The Nevada commercial lease agreement is a legally binding contract that allows a business to use a commercial space in exchange for rent. This document outlines the responsibility of the landlord and the business when it comes to maintaining the property. It is usually longer than a residential lease.
Nevada Commercial Landlord/Tenant Laws
- In Nevada, commercial leases will be required to be relatively all-inclusive since they have longer terms than standard residential leases.
- At the start of the lease, the parties will decide the rent/utility/expense breakdown. This may mean that the business owner will be responsible for utilities in addition to expenses like the tax and insurance as well, or they may just be responsible for rent. Some lease options even include the ability to pay the landlord a percentage of profits, which can make poorer-performing businesses less costly until business can improve.

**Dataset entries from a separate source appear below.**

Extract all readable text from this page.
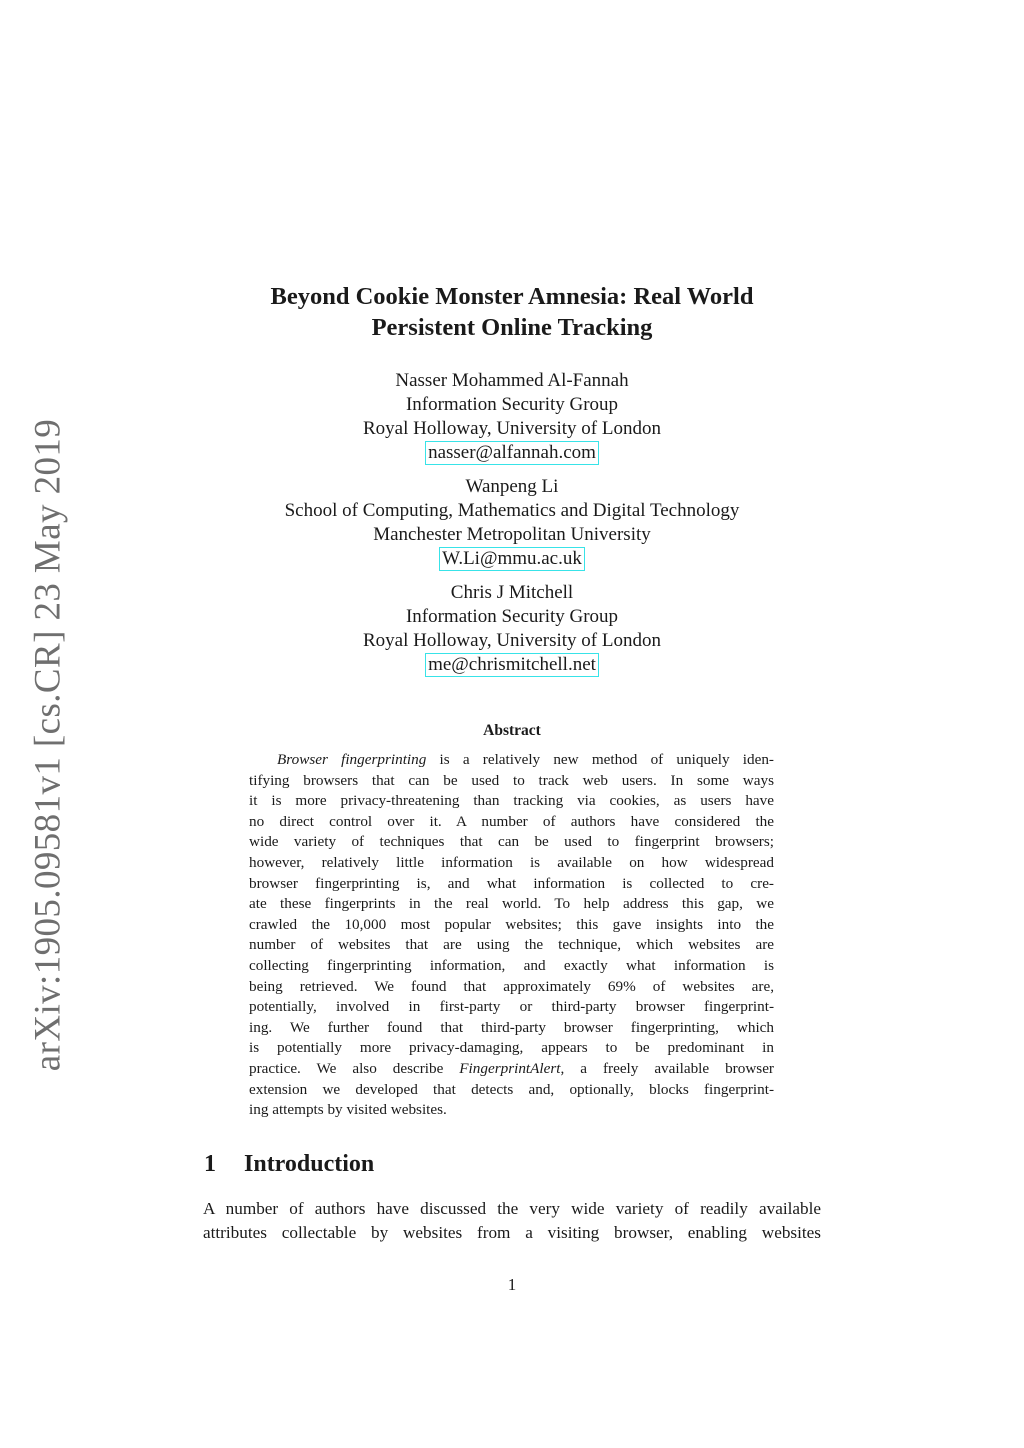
arXiv:1905.09581v1 [cs.CR] 23 May 2019
Beyond Cookie Monster Amnesia: Real World
Persistent Online Tracking
Nasser Mohammed Al-Fannah
Information Security Group
Royal Holloway, University of London
nasser@alfannah.com
Wanpeng Li
School of Computing, Mathematics and Digital Technology
Manchester Metropolitan University
W.Li@mmu.ac.uk
Chris J Mitchell
Information Security Group
Royal Holloway, University of London
me@chrismitchell.net
Abstract
Browser fingerprinting is a relatively new method of uniquely iden-
tifying browsers that can be used to track web users. In some ways
it is more privacy-threatening than tracking via cookies, as users have
no direct control over it. A number of authors have considered the
wide variety of techniques that can be used to fingerprint browsers;
however, relatively little information is available on how widespread
browser fingerprinting is, and what information is collected to cre-
ate these fingerprints in the real world. To help address this gap, we
crawled the 10,000 most popular websites; this gave insights into the
number of websites that are using the technique, which websites are
collecting fingerprinting information, and exactly what information is
being retrieved. We found that approximately 69% of websites are,
potentially, involved in first-party or third-party browser fingerprint-
ing. We further found that third-party browser fingerprinting, which
is potentially more privacy-damaging, appears to be predominant in
practice. We also describe FingerprintAlert, a freely available browser
extension we developed that detects and, optionally, blocks fingerprint-
ing attempts by visited websites.
1 Introduction
A number of authors have discussed the very wide variety of readily available
attributes collectable by websites from a visiting browser, enabling websites
1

- Nevada has a few disclosures on the books that are required. For example, based on Nevada and federal law, for buildings constructed before 1978, the landlord must disclose the presence of lead paint since it’s a hazard.

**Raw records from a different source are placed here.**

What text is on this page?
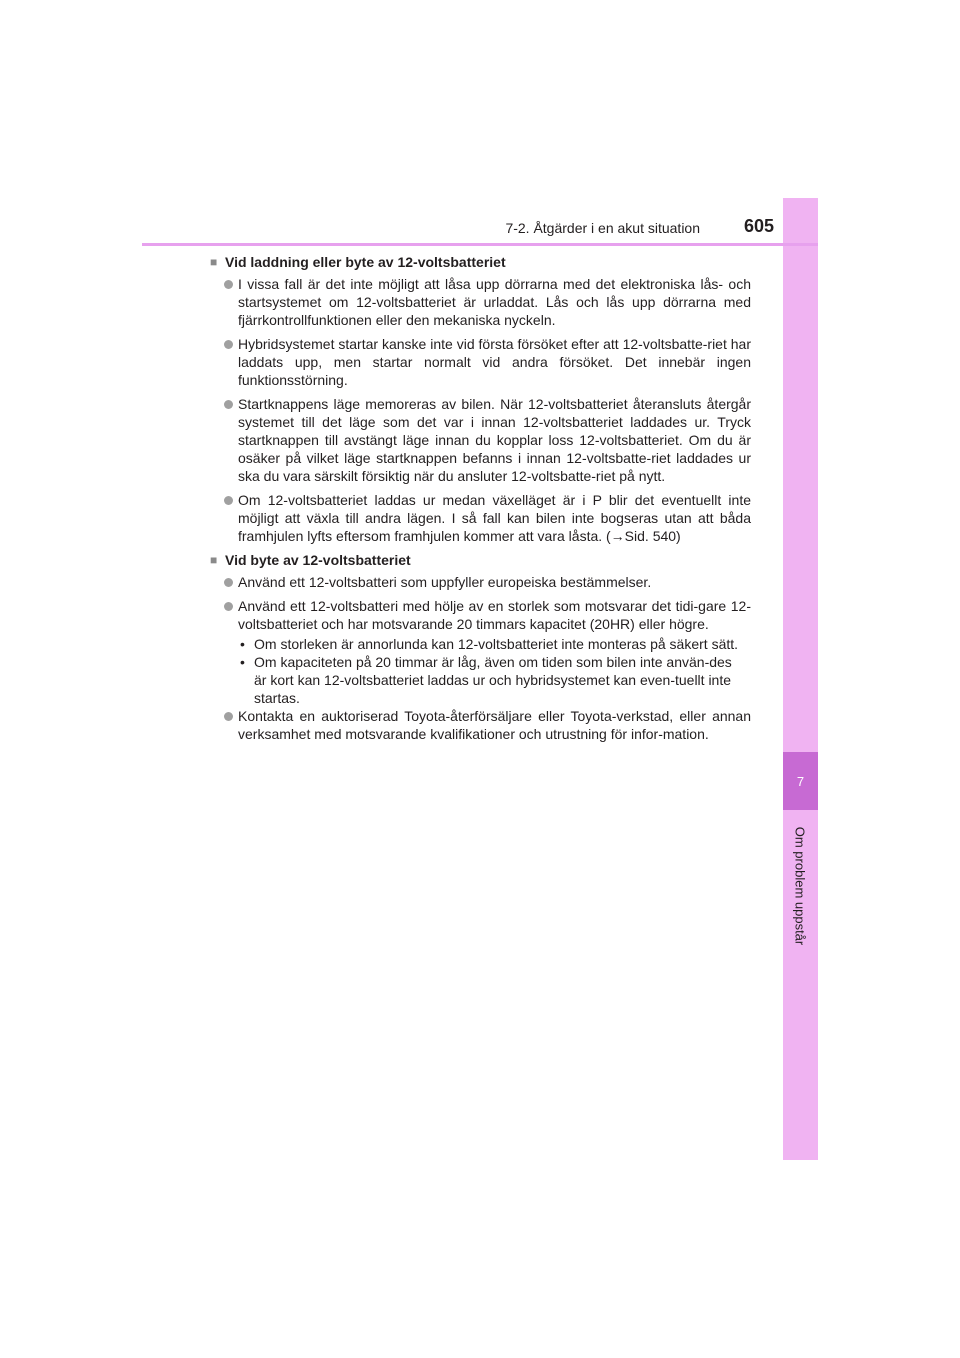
7
Om problem uppstår
7-2. Åtgärder i en akut situation	605
■ Vid laddning eller byte av 12-voltsbatteriet
I vissa fall är det inte möjligt att låsa upp dörrarna med det elektroniska lås- och startsystemet om 12-voltsbatteriet är urladdat. Lås och lås upp dörrarna med fjärrkontrollfunktionen eller den mekaniska nyckeln.
Hybridsystemet startar kanske inte vid första försöket efter att 12-voltsbatte-riet har laddats upp, men startar normalt vid andra försöket. Det innebär ingen funktionsstörning.
Startknappens läge memoreras av bilen. När 12-voltsbatteriet återansluts återgår systemet till det läge som det var i innan 12-voltsbatteriet laddades ur. Tryck startknappen till avstängt läge innan du kopplar loss 12-voltsbatteriet. Om du är osäker på vilket läge startknappen befanns i innan 12-voltsbatte-riet laddades ur ska du vara särskilt försiktig när du ansluter 12-voltsbatte-riet på nytt.
Om 12-voltsbatteriet laddas ur medan växelläget är i P blir det eventuellt inte möjligt att växla till andra lägen. I så fall kan bilen inte bogseras utan att båda framhjulen lyfts eftersom framhjulen kommer att vara låsta. (→Sid. 540)
■ Vid byte av 12-voltsbatteriet
Använd ett 12-voltsbatteri som uppfyller europeiska bestämmelser.
Använd ett 12-voltsbatteri med hölje av en storlek som motsvarar det tidi-gare 12-voltsbatteriet och har motsvarande 20 timmars kapacitet (20HR) eller högre.
• Om storleken är annorlunda kan 12-voltsbatteriet inte monteras på säkert sätt.
• Om kapaciteten på 20 timmar är låg, även om tiden som bilen inte använ-des är kort kan 12-voltsbatteriet laddas ur och hybridsystemet kan even-tuellt inte startas.
Kontakta en auktoriserad Toyota-återförsäljare eller Toyota-verkstad, eller annan verksamhet med motsvarande kvalifikationer och utrustning för infor-mation.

- The summary eviction process for a business in Nevada is typically faster than it would be for residential tenants. This is due to the fact that five days’ notice is all that’s required for late rent.
- Landlords are not allowed to remove doors, hatchways, or other mechanisms connected to doorways for entry for a commercial lease unless under a bona fide repair or replacement.
- For legality, the final section will need to have the signed and printed names of both parties. Additionally, the date of the signing should be provided, and the document should be notarized.